The secret behind Jesus’ bold obedience unto death is that He didn’t see Himself as a victim. He saw way beyond the cross. He says, “I have the authority (right) to take my life back.” Jesus’ fearlessness was fueled by knowing His authority (right) to resurrect. He knew that He would only suffer for a season, but in due time, He’d get His life back and by having gone through the exercise of His obedience, God’s purpose would be fulfilled. The fruit that Jesus produced by His obedience was salvation for Adam’s seed.
As human beings, we are created with the capacity to choose between right and wrong. As true worshipers of Christ, there is only one path to follow; there are no shades of right and wrong except obedience even to the point of death. And we don’t obey grudgingly, calculating our gains and losses in our trials for the Kingdom of God. We have the authority, the right to lay down our lives not as slaves of fear but as a free people who know the Father’s business and are willing to contribute to the success of His plans by doing our part at the price required at the cross. We joyfully obey under every circumstance because we have the authority to take back our lives, not as it once was before our death, but in its glorified, resurrected character.

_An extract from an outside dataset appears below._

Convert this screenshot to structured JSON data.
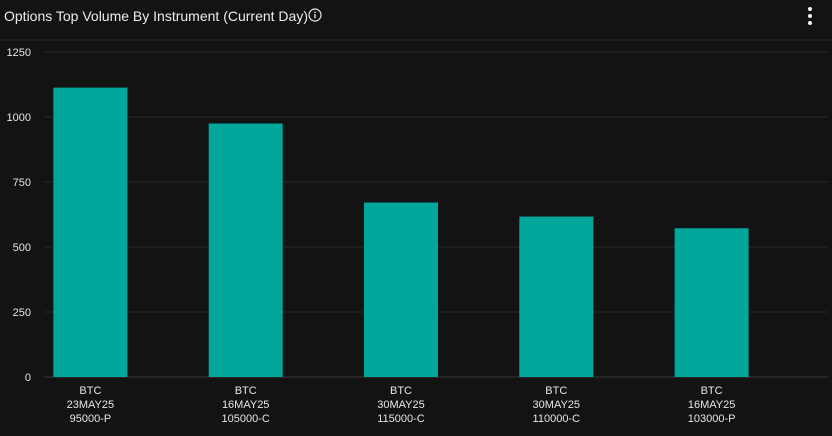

Worship is simple when we strip everything to only two guaranteed rights. The right to die and the right to be resurrected. As St. Paul says, if we are not a people who believe in the resurrection, “we are of all people most to be pitied” (1 Corinthians 15:19). Perhaps the grumbling, self-pitying disciple suffers from a bad case of food poisoning caused by a half-cooked Gospel that only preaches the cross and withholds the treasures of the resurrection. In God’s Kingdom, there is no resurrection without death and no death that isn’t followed by resurrection. This is our inherited right in Christ.
We do not have to wait to be raptured to taste the benefit of the empty tomb in this life time. The very power that was exerted to raise Christ from the dead, is the same power that gives us victory in every battle to help us usher in the Kingdom of Heaven on earth.